Speaking of education
S. P. Dhawan

Higher Education and Development
by G. S. Yonzone. Himalaya Publishing House, Mumbai. Pages 122. Rs 275.

THE importance and relevance of education to development in a developing country like India is often ignored. The relation between development and education was not clearly discernible or vividly demonstrated in the past decades since higher education was accessible only to the elite. The Education Commission has rightly observed that "in a world based on science and technology, it is education that determines the level of prosperity, welfare and security of the people."

Adjudged both by its title and author's claim, the book under review seeks to stress the need for realising the same objective of utilising higher education for the progress and development of the country. However, some of the chapters concentrating on the problems of hilly areas deviate the work from its stated purpose of discussing development in a manner applicable to the entire country. The book, being actually a compilation of 15 articles presented as papers during a seminar, lacks both coherence and consistency. The editor is Dr G. S. Yonzone, Principal of Kalimpong College. If he is to be believed above 80 per cent of the total population of India comprises farmers and from this assumption he concludes that "our higher education system should be especially geared to solving the needs and problems of farming community." This is too sweeping and lopsided as it ignores the need for progress on other fronts such as electronics, computers, space, telecommunication systems, etc., which we can ignore only at the risk of remaining mired in backwardness.

 


Differing with the editor, Brigadier N .K. Gurung opines that our students should be given realistic feels for the science-based rapidly changing society of tomorrow. Jaya Indiresan argues that the much-talked-about empowerment of women can be achieved only by their enrollment in institutions of higher learning and at the same time by giving them leadership training so as to make them self-reliant and progressive. S. K. Kulshreshtha, a teacher of zoology, expects education policy planners to give due consideration to the kinds of diversity-morphological, ecological, political, economical, linguistic, gender-specific, etc., so that it may lead to harmonious and cordial coexistence of different social formations.

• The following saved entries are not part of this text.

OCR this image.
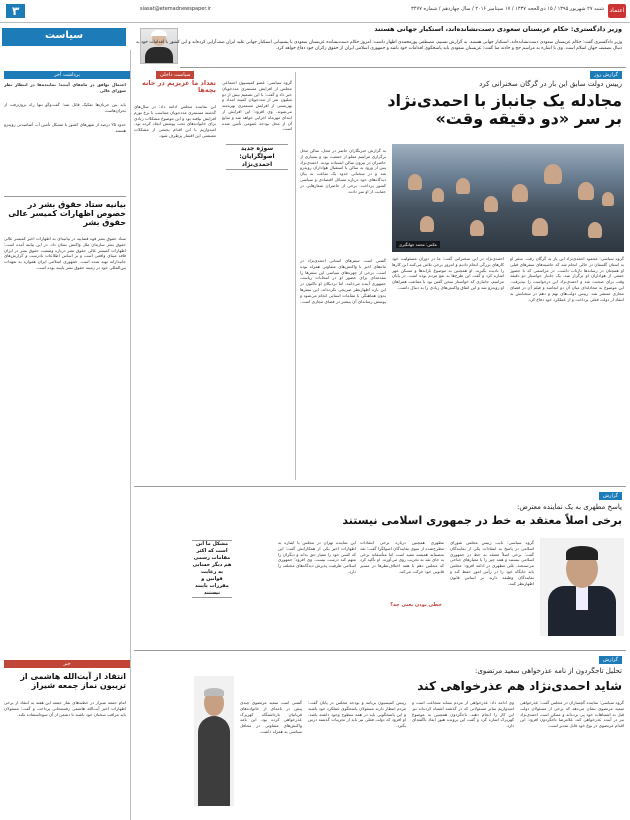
اعتماد
شنبه ۲۷ شهریور ۱۳۹۵ / ۱۵ ذی‌الحجه ۱۴۳۷ / ۱۷ سپتامبر ۲۰۱۶ / سال چهاردهم / شماره ۳۴۷۷
siasat@etemadnewspaper.ir
۳
سیاست
وزیر دادگستری: حکام عربستان سعودی دست‌نشانده‌اند، استکبار جهانی هستند
وزیر دادگستری گفت: حکام عربستان سعودی دست‌نشانده‌اند، استکبار جهانی هستند. به گزارش تسنیم، مصطفی پورمحمدی اظهار داشت: امروز حکام دست‌نشانده عربستان سعودی با پشتیبانی استکبار جهانی علیه ایران صف‌آرایی کرده‌اند و این کشور با اقدامات خود به دنبال تضعیف جهان اسلام است. وی با اشاره به مراسم حج و حادثه منا گفت: عربستان سعودی باید پاسخگوی اقدامات خود باشد و جمهوری اسلامی ایران از حقوق زائران خود دفاع خواهد کرد.
گزارش روز
رییس دولت سابق این بار در گرگان سخنرانی کرد
مجادله یک جانباز با احمدی‌نژاد بر سر «دو دقیقه وقت»
عکس: محمد جهانگیری
به گزارش خبرنگاران حاضر در محل، سالن محل برگزاری مراسم مملو از جمعیت بود و بسیاری از حاضران در بیرون سالن ایستاده بودند. احمدی‌نژاد پس از ورود به سالن با استقبال هواداران روبه‌رو شد و در سخنانی حدود یک ساعت به بیان دیدگاه‌های خود درباره مسائل اقتصادی و سیاسی کشور پرداخت. برخی از حاضران شعارهایی در حمایت از او سر دادند.
گروه سیاسی: محمود احمدی‌نژاد این بار به گرگان رفت. سفر او به استان گلستان در حالی انجام شد که حاشیه‌های سفرهای قبلی او همچنان در رسانه‌ها بازتاب داشت. در مراسمی که با حضور جمعی از هواداران او برگزار شد، یک جانباز خواستار دو دقیقه وقت برای صحبت شد و احمدی‌نژاد این درخواست را نپذیرفت. این موضوع به مجادله‌ای میان آن دو انجامید و فیلم آن در فضای مجازی منتشر شد. رییس دولت‌های نهم و دهم در سخنانش به انتقاد از دولت فعلی پرداخت و از عملکرد خود دفاع کرد.
احمدی‌نژاد در این سخنرانی گفت: ما در دوران مسئولیت خود کارهای بزرگی انجام دادیم و امروز برخی تلاش می‌کنند این کارها را نادیده بگیرند. او همچنین به موضوع یارانه‌ها و مسکن مهر اشاره کرد و گفت این طرح‌ها به نفع مردم بوده است. در پایان مراسم، جانبازی که خواستار سخن گفتن بود با ممانعت همراهان او روبه‌رو شد و این اتفاق واکنش‌های زیادی را به دنبال داشت.
گفتنی است سفرهای استانی احمدی‌نژاد در ماه‌های اخیر با واکنش‌های متفاوتی همراه بوده است. برخی از چهره‌های سیاسی این سفرها را مقدمه‌ای برای حضور او در انتخابات ریاست جمهوری آینده می‌دانند، اما نزدیکان او تاکنون در این باره اظهارنظر صریحی نکرده‌اند. این سفرها بدون هماهنگی با مقامات استانی انجام می‌شود و پوشش رسانه‌ای آن بیشتر در فضای مجازی است.
سیاست داخلی
تعداد ما عزیزیم در خانه بچه‌ها
گروه سیاسی: عضو کمیسیون اجتماعی مجلس از افزایش مستمری مددجویان خبر داد و گفت: با این تصمیم بیش از دو میلیون نفر از مددجویان کمیته امداد و بهزیستی از افزایش مستمری بهره‌مند می‌شوند. وی افزود: این افزایش از ابتدای مهرماه اجرایی خواهد شد و منابع آن از محل بودجه عمومی تأمین شده است.
این نماینده مجلس ادامه داد: در سال‌های گذشته مستمری مددجویان متناسب با نرخ تورم افزایش نیافته بود و این موضوع مشکلات زیادی برای خانواده‌های تحت پوشش ایجاد کرده بود. امیدواریم با این اقدام بخشی از مشکلات معیشتی این اقشار برطرف شود.
سوژه جدید اصولگرایان: احمدی‌نژاد
گزارش
پاسخ مطهری به یک نماینده معترض:
برخی اصلاً معتقد به خط در جمهوری اسلامی نیستند
گروه سیاسی: نایب رییس مجلس شورای اسلامی در پاسخ به انتقادات یکی از نمایندگان گفت: برخی اصلاً معتقد به خط در جمهوری اسلامی نیستند و همه چیز را با معیارهای جناحی می‌سنجند. علی مطهری در ادامه افزود: مجلس باید جایگاه خود را در رأس امور حفظ کند و نمایندگان وظیفه دارند بر اساس قانون اظهارنظر کنند.
مطهری همچنین درباره برخی انتقادات مطرح‌شده از سوی نمایندگان اصولگرا گفت: نقد منصفانه همیشه مفید است اما متأسفانه برخی به جای نقد به تخریب روی می‌آورند. او تأکید کرد که مجلس دهم با همه اختلاف‌نظرها در مسیر قانونی خود حرکت می‌کند.
این نماینده تهران در مجلس با اشاره به اظهارات اخیر یکی از همکارانش گفت: این که کسی خود را معیار حق بداند و دیگران را متهم کند درست نیست. وی افزود: جمهوری اسلامی ظرفیت پذیرش دیدگاه‌های مختلف را دارد.
خطی بودن یعنی چه؟
مشکل ما این است که اکثر مقامات رسمی هم دیگر حسابی به رعایت قوانین و مقررات پایبند نیستند
گزارش
تحلیل تاجگردون از نامه عذرخواهی سعید مرتضوی:
شاید احمدی‌نژاد هم عذرخواهی کند
گروه سیاسی: نماینده گچساران در مجلس گفت: عذرخواهی سعید مرتضوی نشان می‌دهد که برخی از مسئولان دولت قبل به اشتباهات خود پی برده‌اند و ممکن است احمدی‌نژاد نیز در آینده عذرخواهی کند. غلامرضا تاجگردون افزود: این اقدام مرتضوی در نوع خود قابل تقدیر است.
وی ادامه داد: عذرخواهی از مردم نشانه شجاعت است و امیدواریم سایر مسئولانی که در گذشته اشتباه کرده‌اند نیز این کار را انجام دهند. تاجگردون همچنین به موضوع کهریزک اشاره کرد و گفت این پرونده هنوز ابعاد ناگفته‌ای دارد.
رییس کمیسیون برنامه و بودجه مجلس در پایان گفت: مردم انتظار دارند مسئولان پاسخگوی عملکرد خود باشند و این پاسخگویی باید در همه سطوح وجود داشته باشد. او افزود که دولت فعلی نیز باید از تجربیات گذشته درس بگیرد.
گفتنی است سعید مرتضوی چندی پیش در نامه‌ای از خانواده‌های قربانیان بازداشتگاه کهریزک عذرخواهی کرده بود. این نامه واکنش‌های متفاوتی در محافل سیاسی به همراه داشت.
برداشت آخر
احتمال توافق در ماه‌های آینده؛ نماینده‌ها در انتظار نظر شورای عالی
باید بین جریان‌ها تفکیک قائل شد؛ گفت‌وگو تنها راه برون‌رفت از بحران‌هاست
حدود ۲۵ درصد از شهرهای کشور با مشکل تأمین آب آشامیدنی روبه‌رو هستند
بیانیه ستاد حقوق بشر در خصوص اظهارات کمیسر عالی حقوق بشر
ستاد حقوق بشر قوه قضاییه در بیانیه‌ای به اظهارات اخیر کمیسر عالی حقوق بشر سازمان ملل واکنش نشان داد. در این بیانیه آمده است: اظهارات کمیسر عالی حقوق بشر درباره وضعیت حقوق بشر در ایران فاقد مبنای واقعی است و بر اساس اطلاعات نادرست و گزارش‌های جانبدارانه تهیه شده است. جمهوری اسلامی ایران همواره به تعهدات بین‌المللی خود در زمینه حقوق بشر پایبند بوده است.
خبر
انتقاد از آیت‌الله هاشمی از تریبون نماز جمعه شیراز
امام جمعه شیراز در خطبه‌های نماز جمعه این هفته به انتقاد از برخی اظهارات اخیر آیت‌الله هاشمی رفسنجانی پرداخت و گفت: مسئولان باید مراقب سخنان خود باشند تا دشمن از آن سوءاستفاده نکند.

UGC Chairman Hari Gautam and A.S. Desai, a former chairperson of the UGC, stress the need for making education a means for achieving individual motivation, ethical uplift, moral sublimity, personal integrity and integrated development of personality through a synthesis of the studies of the science and liberal arts.

Though these papers invariably remind us that most of these ideas have been repeatedly put forth by a large number of commissions and committees formed from time to time, it is a harsh reality that recommendations of such bodies are almost invariably placed on the dusty shelves and then forgotten. It is hoped that some of the remedies suggested in these articles e.g. abolition of multiple entrance test, mushroom growth of institutions of higher learning without proper infrastructure and inculcation of ethical and moral values among students will not suffer from similar neglect.